Drought avoidance and vulnerability in the Australian Araucariaceae.

The Araucariaceae is an iconic tree family. Once globally important, the Araucariaceae declined dramatically over the Cenozoic period. Increasing aridity is thought to be responsible for extinction and range contraction of Araucariaceae in Australia, yet little is known about how these trees respond to water stress. We examined the response to water stress of the recently discovered tree Wollemia nobilis Jones, W.G., Hill, K.D. & Allen, J.M. (Araucariaceae) and two closely related and widespread tree species, Araucaria bidwillii Hook. and Araucaria cunninghamii Mudie, and the island-endemic species, Araucaria heterophylla (Salisb.) Franco. Leaf water potential in all Araucaria spp. remained remarkably unchanged during both dehydration and rehydration, indicating strong isohydry. The xylem tensions at which shoot and stem hydraulic conductances were reduced to 50% (P50shoot and P50stem) were closely correlated in all species. Among the four species, W. nobilis exhibited greater resistance to xylem hydraulic dysfunction during water stress (as indicated by P50shoot and P50stem). Unexpectedly, W. nobilis also experienced the highest levels of crown mortality in response to dehydration, suggesting that this was the most drought-sensitive species in this study. Our results highlight that single traits (e.g., P50) should not be used in isolation to predict drought survival. Further, we found no clear correlation between species' P50 and rainfall across their distributional range.
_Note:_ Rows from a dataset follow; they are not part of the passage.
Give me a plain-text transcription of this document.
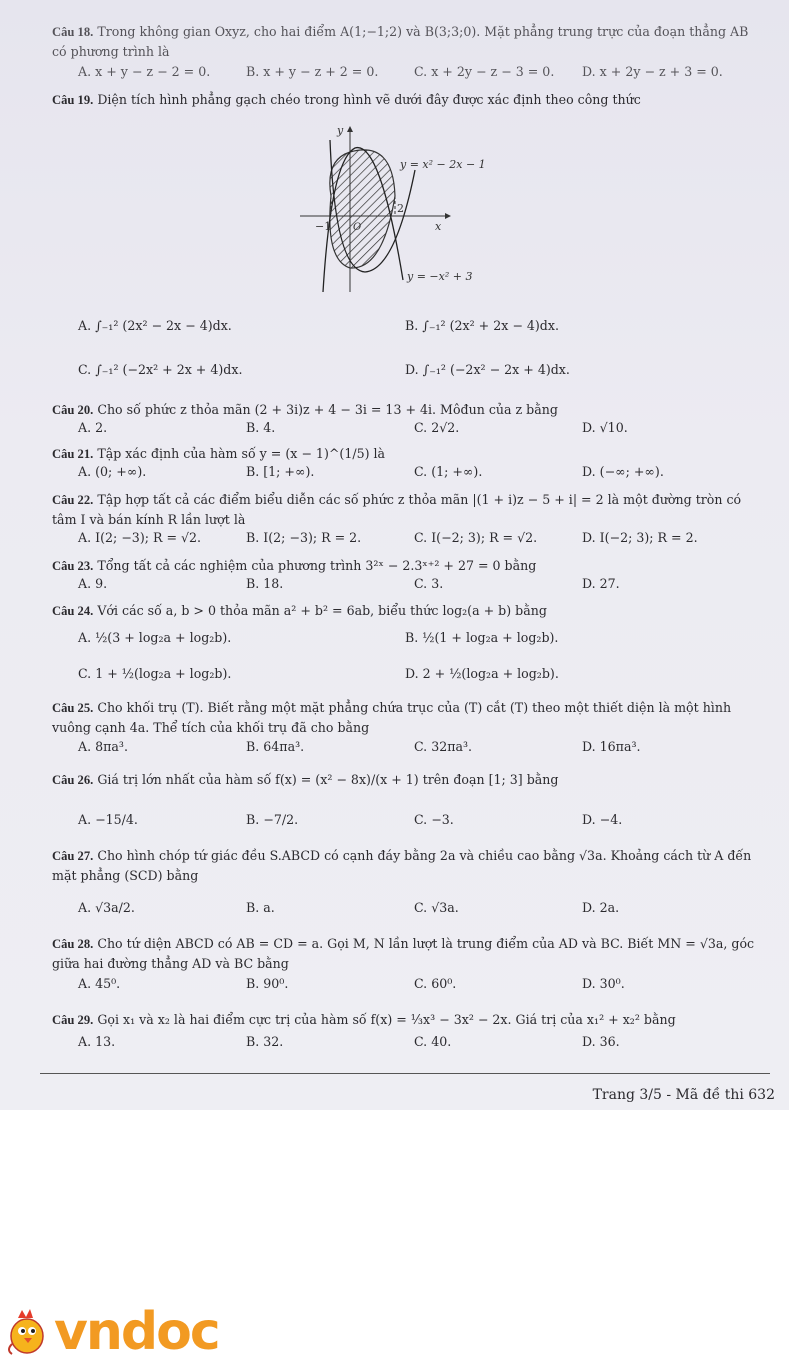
Câu 18. Trong không gian Oxyz, cho hai điểm A(1;−1;2) và B(3;3;0). Mặt phẳng trung trực của đoạn thẳng AB có phương trình là
A. x + y − z − 2 = 0.	B. x + y − z + 2 = 0.	C. x + 2y − z − 3 = 0.	D. x + 2y − z + 3 = 0.
Câu 19. Diện tích hình phẳng gạch chéo trong hình vẽ dưới đây được xác định theo công thức
y
x
−1
2
O
y = x² − 2x − 1
y = −x² + 3
A. ∫₋₁² (2x² − 2x − 4)dx.	B. ∫₋₁² (2x² + 2x − 4)dx.
C. ∫₋₁² (−2x² + 2x + 4)dx.	D. ∫₋₁² (−2x² − 2x + 4)dx.
Câu 20. Cho số phức z thỏa mãn (2 + 3i)z + 4 − 3i = 13 + 4i. Môđun của z bằng
A. 2.	B. 4.	C. 2√2.	D. √10.
Câu 21. Tập xác định của hàm số y = (x − 1)^(1/5) là
A. (0; +∞).	B. [1; +∞).	C. (1; +∞).	D. (−∞; +∞).
Câu 22. Tập hợp tất cả các điểm biểu diễn các số phức z thỏa mãn |(1 + i)z − 5 + i| = 2 là một đường tròn có tâm I và bán kính R lần lượt là
A. I(2; −3); R = √2.	B. I(2; −3); R = 2.	C. I(−2; 3); R = √2.	D. I(−2; 3); R = 2.
Câu 23. Tổng tất cả các nghiệm của phương trình 3²ˣ − 2.3ˣ⁺² + 27 = 0 bằng
A. 9.	B. 18.	C. 3.	D. 27.
Câu 24. Với các số a, b > 0 thỏa mãn a² + b² = 6ab, biểu thức log₂(a + b) bằng
A. ½(3 + log₂a + log₂b).	B. ½(1 + log₂a + log₂b).
C. 1 + ½(log₂a + log₂b).	D. 2 + ½(log₂a + log₂b).
Câu 25. Cho khối trụ (T). Biết rằng một mặt phẳng chứa trục của (T) cắt (T) theo một thiết diện là một hình vuông cạnh 4a. Thể tích của khối trụ đã cho bằng
A. 8πa³.	B. 64πa³.	C. 32πa³.	D. 16πa³.
Câu 26. Giá trị lớn nhất của hàm số f(x) = (x² − 8x)/(x + 1) trên đoạn [1; 3] bằng
A. −15/4.	B. −7/2.	C. −3.	D. −4.
Câu 27. Cho hình chóp tứ giác đều S.ABCD có cạnh đáy bằng 2a và chiều cao bằng √3a. Khoảng cách từ A đến mặt phẳng (SCD) bằng
A. √3a/2.	B. a.	C. √3a.	D. 2a.
Câu 28. Cho tứ diện ABCD có AB = CD = a. Gọi M, N lần lượt là trung điểm của AD và BC. Biết MN = √3a, góc giữa hai đường thẳng AD và BC bằng
A. 45⁰.	B. 90⁰.	C. 60⁰.	D. 30⁰.
Câu 29. Gọi x₁ và x₂ là hai điểm cực trị của hàm số f(x) = ⅓x³ − 3x² − 2x. Giá trị của x₁² + x₂² bằng
A. 13.	B. 32.	C. 40.	D. 36.
Trang 3/5 - Mã đề thi 632
vndoc
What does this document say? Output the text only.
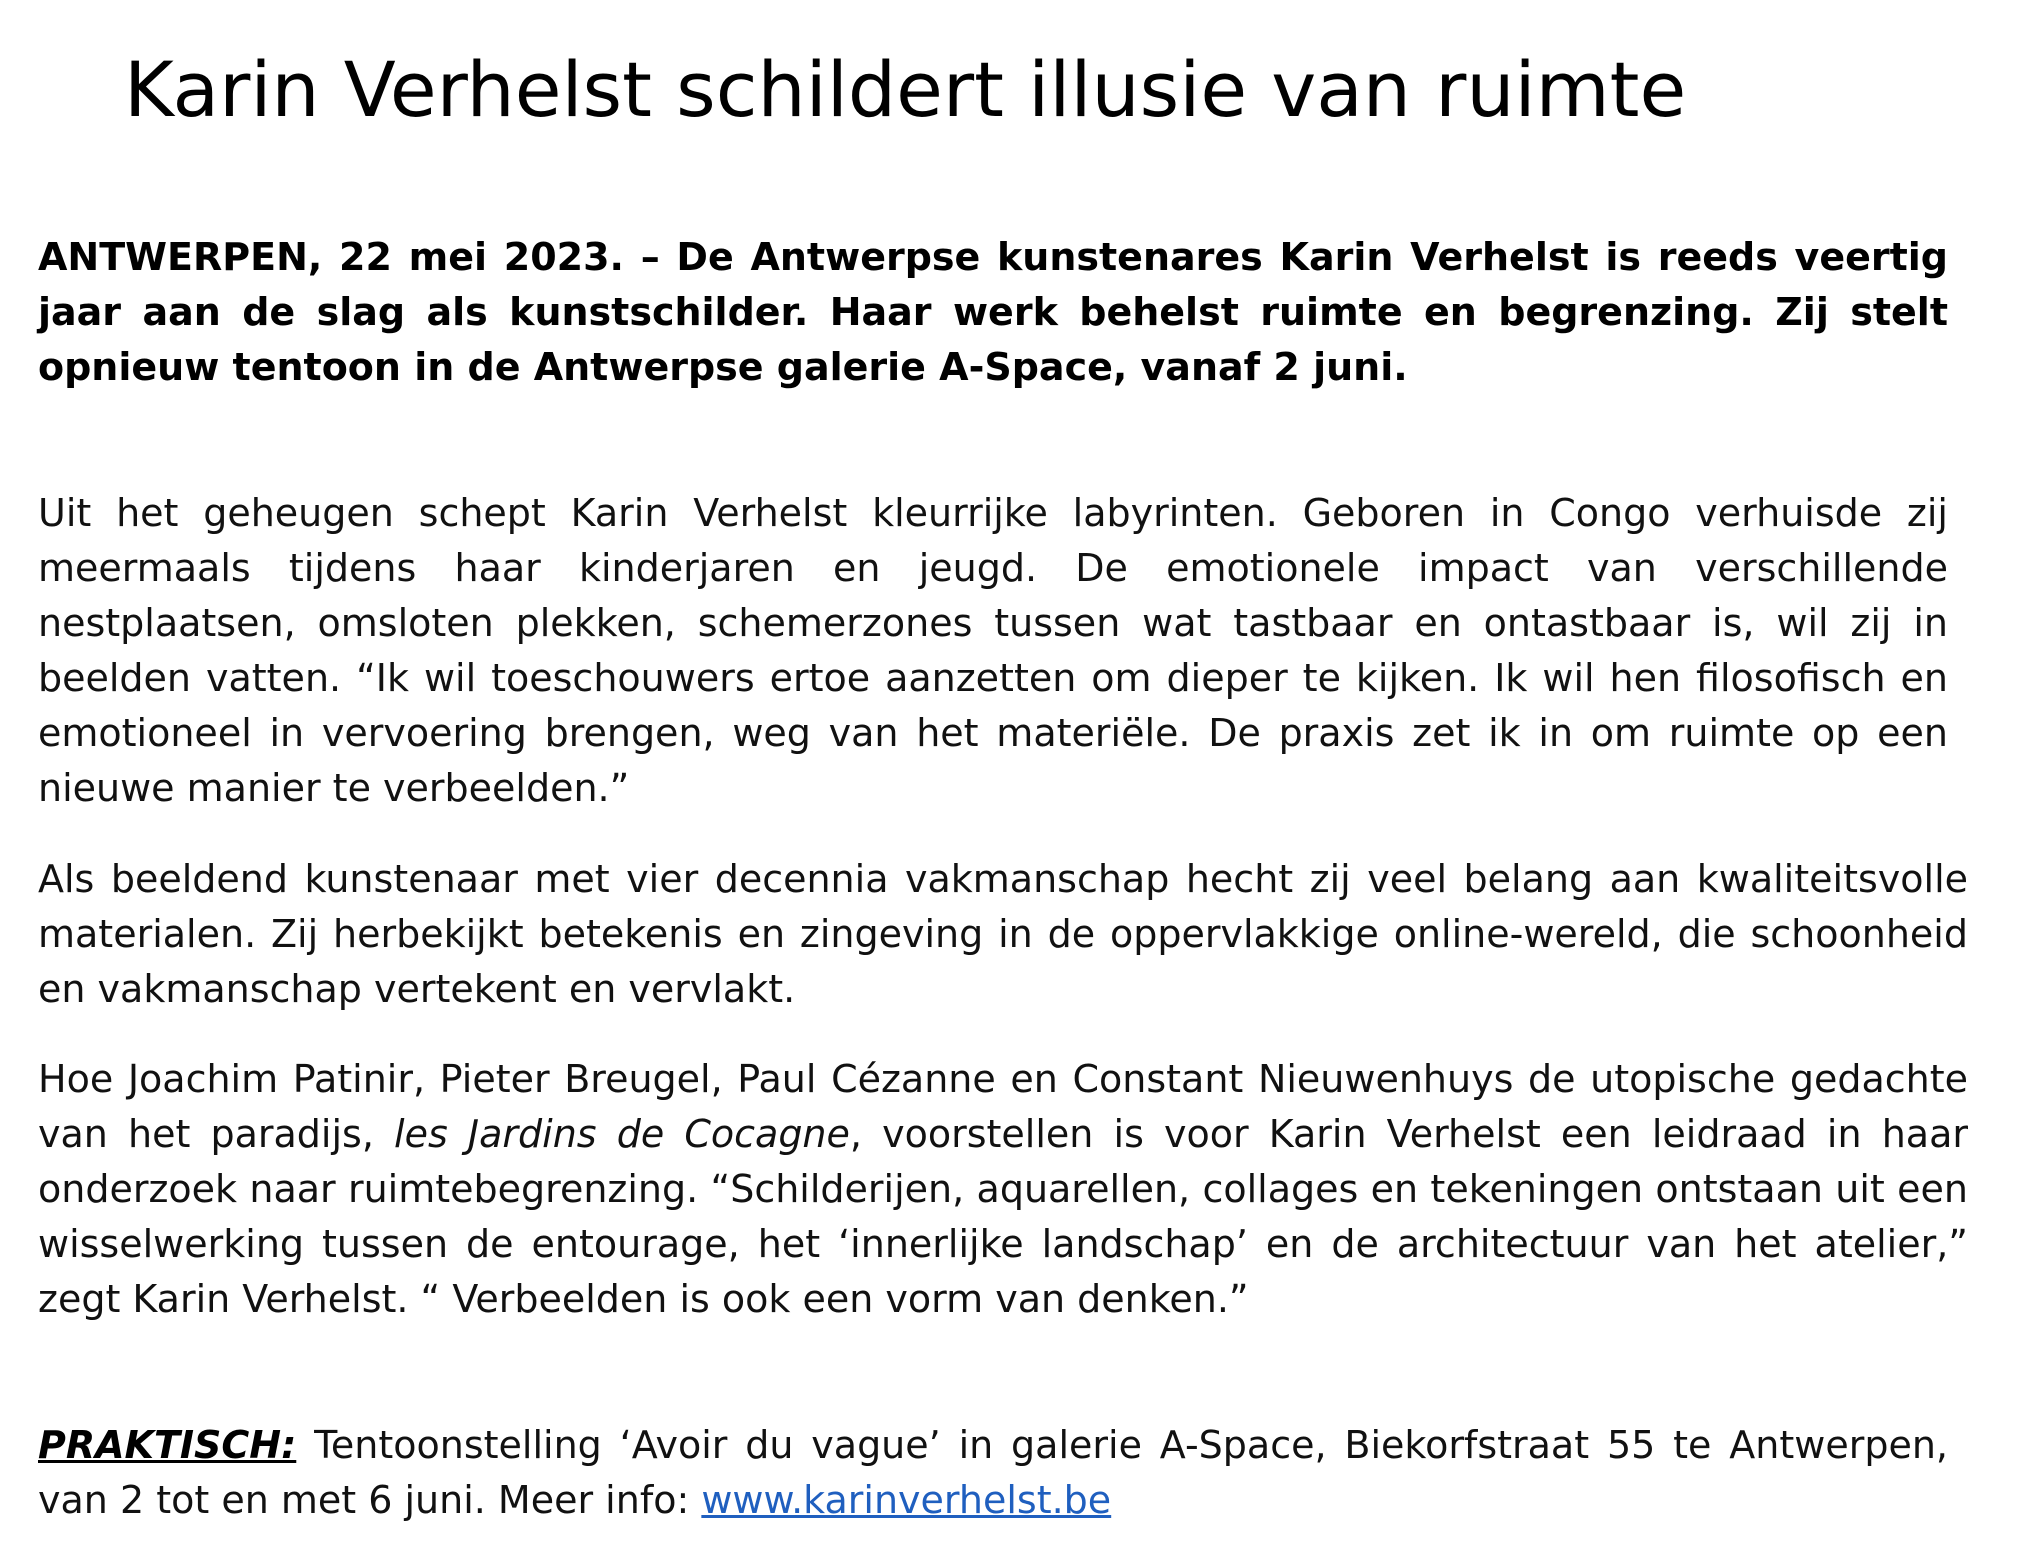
Karin Verhelst schildert illusie van ruimte

ANTWERPEN, 22 mei 2023. – De Antwerpse kunstenares Karin Verhelst is reeds veertig jaar aan de slag als kunstschilder. Haar werk behelst ruimte en begrenzing. Zij stelt opnieuw tentoon in de Antwerpse galerie A-Space, vanaf 2 juni.

Uit het geheugen schept Karin Verhelst kleurrijke labyrinten. Geboren in Congo verhuisde zij meermaals tijdens haar kinderjaren en jeugd. De emotionele impact van verschillende nestplaatsen, omsloten plekken, schemerzones tussen wat tastbaar en ontastbaar is, wil zij in beelden vatten. “Ik wil toeschouwers ertoe aanzetten om dieper te kijken. Ik wil hen filosofisch en emotioneel in vervoering brengen, weg van het materiële. De praxis zet ik in om ruimte op een nieuwe manier te verbeelden.”

Als beeldend kunstenaar met vier decennia vakmanschap hecht zij veel belang aan kwaliteitsvolle materialen. Zij herbekijkt betekenis en zingeving in de oppervlakkige online-wereld, die schoonheid en vakmanschap vertekent en vervlakt.

Hoe Joachim Patinir, Pieter Breugel, Paul Cézanne en Constant Nieuwenhuys de utopische gedachte van het paradijs, les Jardins de Cocagne, voorstellen is voor Karin Verhelst een leidraad in haar onderzoek naar ruimtebegrenzing. “Schilderijen, aquarellen, collages en tekeningen ontstaan uit een wisselwerking tussen de entourage, het ‘innerlijke landschap’ en de architectuur van het atelier,” zegt Karin Verhelst. “ Verbeelden is ook een vorm van denken.”

PRAKTISCH: Tentoonstelling ‘Avoir du vague’ in galerie A-Space, Biekorfstraat 55 te Antwerpen, van 2 tot en met 6 juni. Meer info: www.karinverhelst.be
Diversity in drought response among these closely related Araucariaceae species was surprisingly high, considering their reputation as a functionally conservative family.

Growing up or growing out? How soil pH and light affect seedling growth of a relictual rainforest tree.

Seedling growth rates can have important long-term effects on forest dynamics. Environmental variables such as light availability and edaphic factors can exert a strong influence on seedling growth. In the wild, seedlings of Wollemi pine (Wollemia nobilis) grow on very acid soils (pH ∼4.3) in deeply shaded sites (∼3 % full sunlight). To examine the relative influences of these two factors on the growth of young W. nobilis seedlings, we conducted a glasshouse experiment growing seedlings at two soil pH levels (4.5 and 6.5) under three light levels: low (5 % full sun), medium (15 %) and high (50 %). Stem length and stem diameter were measured, stem number and branch number were counted, and chlorophyll and carotenoid content were analysed. In general, increased plant growth was associated with increased light, and with low pH irrespective of light treatment, and pigment content was higher at low pH. Maximum stem growth occurred in plants grown in the low pH/high light treatment combination. However, stem number was highest in low pH/medium light. We hypothesize that these differences in stem development of W. nobilis among light treatments were due to this species' different recruitment strategies in response to light: greater stem growth at high light and greater investment in multiple stem production at low light. The low light levels in the W. nobilis habitat may be a key limitation on stem growth and hence W. nobilis recruitment from seedling to adult. Light and soil pH are two key factors in the growth of this threatened relictual rainforest species.